The CFTC actions include a staff interpretation letter (CFTC Staff Letter 16-39) prohibiting derivatives clearing organizations (“DCOs”) from investing customer funds, or funds that belong to clearing members in money market funds (“MMFs”) and that reserve the right to suspend redemptions in the funds or to impose liquidity fees under certain conditions. Such redemption restrictions are permitted under SEC Rule 2a-7, which will take effect on October 14, 2016, because they allow MMFs to manage periods of high levels of redemptions. However, they also conflict with CFTC rules that require DCOs to invest such funds in ways that allow them to be liquidated promptly. The CFTC specified that government MMFs without the retained authority to impose redemption restrictions will be considered acceptable margin collateral and investments.
The CFTC also issued a staff no-action letter (CFTC Staff Letter 16-38) allowing futures commission merchants (“FCMs”) to invest their own funds in excess of their targeted residual interest in MMFs that retain the authority to impose redemption restrictions. Additionally, the CFTC approved a final rule permitting Federal Reserve Banks to hold DCO customer funds without being subject to liability under the CEA’s private action provision as long as such funds are subject to strict segregation.
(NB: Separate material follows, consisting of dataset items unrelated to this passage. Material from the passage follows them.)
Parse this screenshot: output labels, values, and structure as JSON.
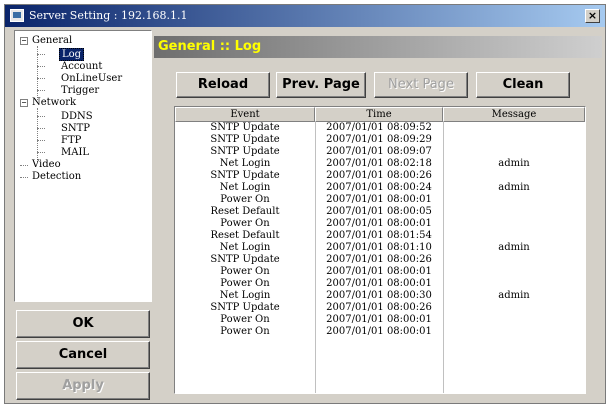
{
  "window": {
    "title": "Server Setting : 192.168.1.1",
    "close_label": "×"
  },
  "tree": {
    "general": {
      "label": "General",
      "expander": "−",
      "children": [
        "Log",
        "Account",
        "OnLineUser",
        "Trigger"
      ]
    },
    "network": {
      "label": "Network",
      "expander": "−",
      "children": [
        "DDNS",
        "SNTP",
        "FTP",
        "MAIL"
      ]
    },
    "video": {
      "label": "Video"
    },
    "detection": {
      "label": "Detection"
    },
    "selected": "Log"
  },
  "buttons": {
    "ok": "OK",
    "cancel": "Cancel",
    "apply": "Apply"
  },
  "panel": {
    "title": "General :: Log"
  },
  "toolbar": {
    "reload": "Reload",
    "prev_page": "Prev. Page",
    "next_page": "Next Page",
    "clean": "Clean"
  },
  "table": {
    "columns": [
      "Event",
      "Time",
      "Message"
    ],
    "rows": [
      {
        "event": "SNTP Update",
        "time": "2007/01/01 08:09:52",
        "message": ""
      },
      {
        "event": "SNTP Update",
        "time": "2007/01/01 08:09:29",
        "message": ""
      },
      {
        "event": "SNTP Update",
        "time": "2007/01/01 08:09:07",
        "message": ""
      },
      {
        "event": "Net Login",
        "time": "2007/01/01 08:02:18",
        "message": "admin"
      },
      {
        "event": "SNTP Update",
        "time": "2007/01/01 08:00:26",
        "message": ""
      },
      {
        "event": "Net Login",
        "time": "2007/01/01 08:00:24",
        "message": "admin"
      },
      {
        "event": "Power On",
        "time": "2007/01/01 08:00:01",
        "message": ""
      },
      {
        "event": "Reset Default",
        "time": "2007/01/01 08:00:05",
        "message": ""
      },
      {
        "event": "Power On",
        "time": "2007/01/01 08:00:01",
        "message": ""
      },
      {
        "event": "Reset Default",
        "time": "2007/01/01 08:01:54",
        "message": ""
      },
      {
        "event": "Net Login",
        "time": "2007/01/01 08:01:10",
        "message": "admin"
      },
      {
        "event": "SNTP Update",
        "time": "2007/01/01 08:00:26",
        "message": ""
      },
      {
        "event": "Power On",
        "time": "2007/01/01 08:00:01",
        "message": ""
      },
      {
        "event": "Power On",
        "time": "2007/01/01 08:00:01",
        "message": ""
      },
      {
        "event": "Net Login",
        "time": "2007/01/01 08:00:30",
        "message": "admin"
      },
      {
        "event": "SNTP Update",
        "time": "2007/01/01 08:00:26",
        "message": ""
      },
      {
        "event": "Power On",
        "time": "2007/01/01 08:00:01",
        "message": ""
      },
      {
        "event": "Power On",
        "time": "2007/01/01 08:00:01",
        "message": ""
      }
    ]
  }
}
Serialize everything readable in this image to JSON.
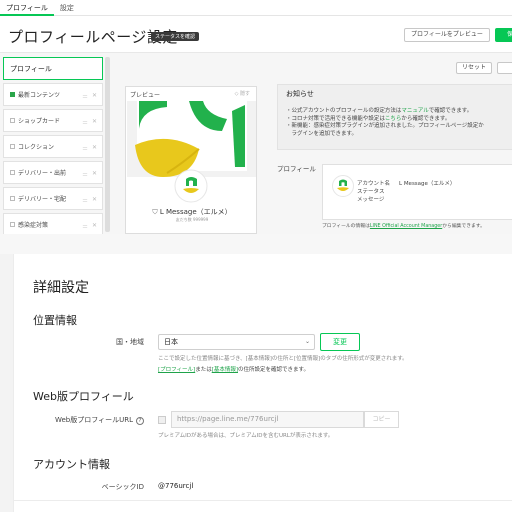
{
  "tabs": [
    {
      "label": "プロフィール",
      "active": true
    },
    {
      "label": "設定",
      "active": false
    }
  ],
  "header": {
    "title": "プロフィールページ設定",
    "status_badge": "ステータスを確認",
    "preview_button": "プロフィールをプレビュー",
    "save_button": "保"
  },
  "sidebar": {
    "items": [
      {
        "label": "プロフィール"
      },
      {
        "label": "最新コンテンツ",
        "checked": true
      },
      {
        "label": "ショップカード",
        "checked": false
      },
      {
        "label": "コレクション",
        "checked": false
      },
      {
        "label": "デリバリー・出前",
        "checked": false
      },
      {
        "label": "デリバリー・宅配",
        "checked": false
      },
      {
        "label": "感染症対策",
        "checked": false
      }
    ]
  },
  "preview": {
    "label": "プレビュー",
    "close": "◇ 隠す",
    "account_name": "L Message（エルメ）",
    "account_sub": "友だち数 999999"
  },
  "right_panel": {
    "reset_button": "リセット",
    "notice": {
      "title": "お知らせ",
      "l1_pre": "・公式アカウントのプロフィールの設定方法は",
      "l1_link": "マニュアル",
      "l1_post": "で確認できます。",
      "l2_pre": "・コロナ対策で活用できる機能や設定は",
      "l2_link": "こちら",
      "l2_post": "から確認できます。",
      "l3": "・新機能：感染症対策プラグインが追加されました。プロフィールページ設定か",
      "l4": "　ラグインを追加できます。"
    },
    "profile_label": "プロフィール",
    "profile_fields": {
      "account_name_key": "アカウント名",
      "account_name_val": "L Message（エルメ）",
      "status_key": "ステータス",
      "message_key": "メッセージ"
    },
    "profile_note_pre": "プロフィールの情報は",
    "profile_note_link": "LINE Official Account Manager",
    "profile_note_post": "から編集できます。"
  },
  "detail": {
    "title": "詳細設定",
    "location": {
      "section_title": "位置情報",
      "country_label": "国・地域",
      "country_value": "日本",
      "change_button": "変更",
      "note1": "ここで設定した位置情報に基づき、[基本情報]の住所と[位置情報]のタブの住所形式が変更されます。",
      "note2_link1": "[プロフィール]",
      "note2_mid": "または",
      "note2_link2": "[基本情報]",
      "note2_post": "の住所設定を確認できます。"
    },
    "web_profile": {
      "section_title": "Web版プロフィール",
      "url_label": "Web版プロフィールURL",
      "help": "?",
      "url_value": "https://page.line.me/776urcjl",
      "copy_button": "コピー",
      "note": "プレミアムIDがある場合は、プレミアムIDを含むURLが表示されます。"
    },
    "account_info": {
      "section_title": "アカウント情報",
      "basic_id_label": "ベーシックID",
      "basic_id_value": "@776urcjl"
    }
  },
  "colors": {
    "accent": "#06c755",
    "link": "#1fa34a",
    "badge": "#3a3a3a"
  }
}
In a separate statement, CFTC Commissioner Sharon Y. Bowen “concur[red] with the two Commission actions” but criticized the provision concerning the investment of an FCM’s excess residual interest into MMFs that retain the authority to suspend participant redemptions. If such MMFs “are not suitable investments for customer funds,” she argued, “then they are not suitable for the additional capital that the FCMs put in those accounts to protect against potential shortfalls.”
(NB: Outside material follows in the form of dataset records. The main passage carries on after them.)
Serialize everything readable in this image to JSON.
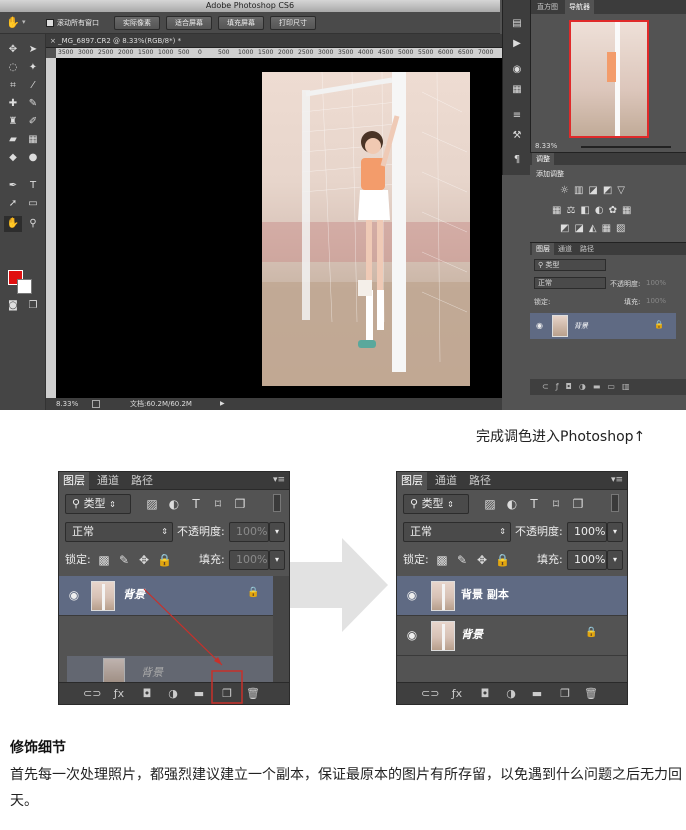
{
  "photoshop": {
    "app_title": "Adobe Photoshop CS6",
    "options_bar": {
      "scroll_all_windows": "滚动所有窗口",
      "actual_pixels": "实际像素",
      "fit_screen": "适合屏幕",
      "fill_screen": "填充屏幕",
      "print_size": "打印尺寸"
    },
    "document_tab": "_MG_6897.CR2 @ 8.33%(RGB/8*) *",
    "ruler_ticks": [
      "3500",
      "3000",
      "2500",
      "2000",
      "1500",
      "1000",
      "500",
      "0",
      "500",
      "1000",
      "1500",
      "2000",
      "2500",
      "3000",
      "3500",
      "4000",
      "4500",
      "5000",
      "5500",
      "6000",
      "6500",
      "7000"
    ],
    "status": {
      "zoom": "8.33%",
      "doc_size": "文档:60.2M/60.2M"
    },
    "panels": {
      "histogram_tab": "直方图",
      "navigator_tab": "导航器",
      "navigator_zoom": "8.33%",
      "adjustments_tab": "调整",
      "add_adjustment": "添加调整",
      "layers_tab": "图层",
      "channels_tab": "通道",
      "paths_tab": "路径",
      "kind_label": "类型",
      "blend_mode": "正常",
      "opacity_label": "不透明度:",
      "opacity_value": "100%",
      "lock_label": "锁定:",
      "fill_label": "填充:",
      "fill_value": "100%",
      "layer_name": "背景"
    }
  },
  "caption": "完成调色进入Photoshop↑",
  "left_layers_panel": {
    "tabs": [
      "图层",
      "通道",
      "路径"
    ],
    "kind_label": "类型",
    "blend_mode": "正常",
    "opacity_label": "不透明度:",
    "opacity_value": "100%",
    "lock_label": "锁定:",
    "fill_label": "填充:",
    "fill_value": "100%",
    "layers": [
      {
        "name": "背景"
      }
    ],
    "drag_ghost_name": "背景",
    "highlight_color": "#c8302a"
  },
  "right_layers_panel": {
    "tabs": [
      "图层",
      "通道",
      "路径"
    ],
    "kind_label": "类型",
    "blend_mode": "正常",
    "opacity_label": "不透明度:",
    "opacity_value": "100%",
    "lock_label": "锁定:",
    "fill_label": "填充:",
    "fill_value": "100%",
    "layers": [
      {
        "name": "背景 副本"
      },
      {
        "name": "背景"
      }
    ]
  },
  "section": {
    "title": "修饰细节",
    "body": "首先每一次处理照片，都强烈建议建立一个副本，保证最原本的图片有所存留，以免遇到什么问题之后无力回天。"
  },
  "colors": {
    "panel_bg": "#535353",
    "selection": "#5f6a83",
    "foreground_swatch": "#e01010",
    "arrow": "#e2e2e2"
  }
}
Commissioner Bowen is right to assert that Staff No-Action Letter 16-68, which allows FCMs to invest their own funds in excess of their residual interest requirement into whatever MMFs they choose, does not constitute a consumer protection initiative. Even so, the purpose of the letter is not to protect consumers, nor should it be. Residual interest represents excess funds that are taken by an FCM from its own capital and deposited into a customer segregated account in order comply with the CEA’s segregation requirements. An FCM must use its own funds to make up for any deficiency in a customer’s account, if that customer lacks sufficient funds on deposit with the FCM to meet CFTC obligations. However, under CFTC Rule 1.23, an FCM may withdraw funds in excess of the “targeted residual interest” amount so long as the withdrawal does not cause the FCM to violate its obligation to comply continuously with the customer segregated funds requirement. Allowing FCMs to invest such excess funds as they see fit is not only fair but necessary in a world in which the number of FCMs has declined by 50% since the adoption of Dodd-Frank. After all, the funds belong to the FCMs and not to any customer. It is unfortunate when regulators bemoan the possibility of “too big to fail,” but adopt or support measures that make it impossible for midsize firms, let alone smaller ones, to survive.